The reason (I've discovered) that separating the goats during milking, is if you don't it's kind of chaotic. My milking routine involves the kids trying to drink from the teat while I'm milking (sometimes biting my fingers), or stealing the milk in my bowl, the other doe fighting to get her head in the food bucket and sometimes knocking over the whole milk stand (with my milking doe still locked in it), the goat who I am milking kicking the milk bowl completely out of my hand, spilling everything, or stepping directly in the milk.
Right now, I do not get a whole lot of milk, because I am still competing with the kids for milk supply. I am getting them used to the routine though, and as the kids drink less milk, I should have more. The kids will not be fully weaned until 4-6 weeks.
Once the milk stops flowing, she is done. I take the milk in the bowl, and pour it into the milk jug, and place the lid on it, until the next doe has been milked. Keeping the lid on the milking jug keeps other goats from knocking it over and spilling it, drinking it, or standing in it. Essentially, it keeps it clean.
Step 6 - Filtering
Once I am done milking, I filter the milk immediately. I store the milk in a mason jar, then insert the funnel, line it with the cheese cloth, and then place the filter on top. Then pour the milk in. The cheese cloth, and filter will keep any hair, hay, dirt, or anything that may have found its way into your bucket - out of the milk.
Step 7 - Storing
Once the milk has been filtered, I place it immediately in the freezer. Freezing the goat milk prevents it from getting a "goaty flavor". At the same time, since I am not getting a huge quantity at once, this allows me to store the milk, until I have enough for drinking, or to make butter, cheese, or yogurt (which I will cover in future blogs).

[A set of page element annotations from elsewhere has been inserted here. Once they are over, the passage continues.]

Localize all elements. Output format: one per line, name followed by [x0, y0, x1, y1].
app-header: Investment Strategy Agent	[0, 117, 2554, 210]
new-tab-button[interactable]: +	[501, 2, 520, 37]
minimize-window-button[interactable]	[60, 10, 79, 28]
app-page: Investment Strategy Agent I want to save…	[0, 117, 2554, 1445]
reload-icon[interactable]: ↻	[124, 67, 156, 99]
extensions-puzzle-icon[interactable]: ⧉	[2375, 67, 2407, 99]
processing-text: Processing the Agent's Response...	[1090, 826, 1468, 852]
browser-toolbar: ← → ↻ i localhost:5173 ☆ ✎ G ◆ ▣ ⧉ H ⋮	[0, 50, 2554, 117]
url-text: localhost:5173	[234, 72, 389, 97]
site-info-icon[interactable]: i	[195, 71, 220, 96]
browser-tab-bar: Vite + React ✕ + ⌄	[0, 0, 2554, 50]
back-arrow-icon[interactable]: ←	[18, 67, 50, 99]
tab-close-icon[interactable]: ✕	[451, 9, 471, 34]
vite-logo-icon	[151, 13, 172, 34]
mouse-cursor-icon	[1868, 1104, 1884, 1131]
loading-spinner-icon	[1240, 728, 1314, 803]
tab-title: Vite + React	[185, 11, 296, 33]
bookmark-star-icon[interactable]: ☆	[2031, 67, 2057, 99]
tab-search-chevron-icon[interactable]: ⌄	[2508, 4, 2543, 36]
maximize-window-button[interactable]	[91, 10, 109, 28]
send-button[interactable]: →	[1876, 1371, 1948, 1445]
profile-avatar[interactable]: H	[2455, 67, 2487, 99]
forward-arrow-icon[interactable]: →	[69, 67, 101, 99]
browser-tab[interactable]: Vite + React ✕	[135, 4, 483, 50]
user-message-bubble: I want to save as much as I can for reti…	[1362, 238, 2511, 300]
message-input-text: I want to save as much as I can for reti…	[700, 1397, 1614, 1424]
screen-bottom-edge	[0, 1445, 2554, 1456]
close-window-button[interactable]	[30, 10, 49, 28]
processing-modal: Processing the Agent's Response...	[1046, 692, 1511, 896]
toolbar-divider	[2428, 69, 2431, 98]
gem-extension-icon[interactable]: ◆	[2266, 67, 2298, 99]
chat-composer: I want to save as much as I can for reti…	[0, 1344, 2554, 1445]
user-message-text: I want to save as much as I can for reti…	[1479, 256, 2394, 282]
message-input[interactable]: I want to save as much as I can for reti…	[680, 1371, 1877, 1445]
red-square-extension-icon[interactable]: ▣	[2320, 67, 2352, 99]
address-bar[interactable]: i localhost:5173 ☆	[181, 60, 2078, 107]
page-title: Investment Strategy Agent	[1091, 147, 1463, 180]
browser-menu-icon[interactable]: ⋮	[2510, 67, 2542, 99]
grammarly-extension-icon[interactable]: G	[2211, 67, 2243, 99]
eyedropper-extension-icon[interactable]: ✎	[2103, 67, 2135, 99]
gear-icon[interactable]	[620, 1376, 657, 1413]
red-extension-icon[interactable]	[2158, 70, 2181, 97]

In order to make the milk ready for drinking, transfer to the refrigerator to defrost. Note- this is raw milk. If you wish to pasteurize, that is an additional step.
Step 8 - Pasteurization - or Not
There are mixed feelings on pasteurization. While on one hand, pasteurizing kills all bacteria, potential pathogens and impurities from the milk, on the other hand it also kills much of the beneficial microorganisms, vitamins, and enzymes.
However, there are different "levels" of pasteurization.
There is ultra-pasteurization, where the milk is heated to 280 degrees for 4-5 seconds. This kills all potentially harmful bacteria, but also damages all the vitamins, minerals, and nutrients in the milk.
There is High-Temperature Pasteurization, where the milk is heated to 161 degrees for 15 seconds, and then is rapidly cooled. This kills enzymes as well as much of the healthy micro-organisms and denatures the proteins.
Lastly there is Low-Temperature pasteurization, where the milk is heated to 145 degrees for 30 minutes, and rapidly cooled. Dangerous pathogens are destroyed, but more enzymes and proteins remain intact.
Raw milk- Raw milk has the most nutrients, but there is also a chance of getting sick from raw milk from various bacteria. I love my goats, and I brush them, and keep their pen clean, but do I trust that there is no trace of bacteria on their body, or hooves that could potentially end up in the milk? - no way. If they were on a mechanical milker, that wasn't exposed to outside - maybe. That is not our circumstance however, so I will hedge my bets and complete the low-temperature pasteurization at least.
Essentially the higher the temperature for pasteurization, the shorter the process, and the more you kill off, good and bad.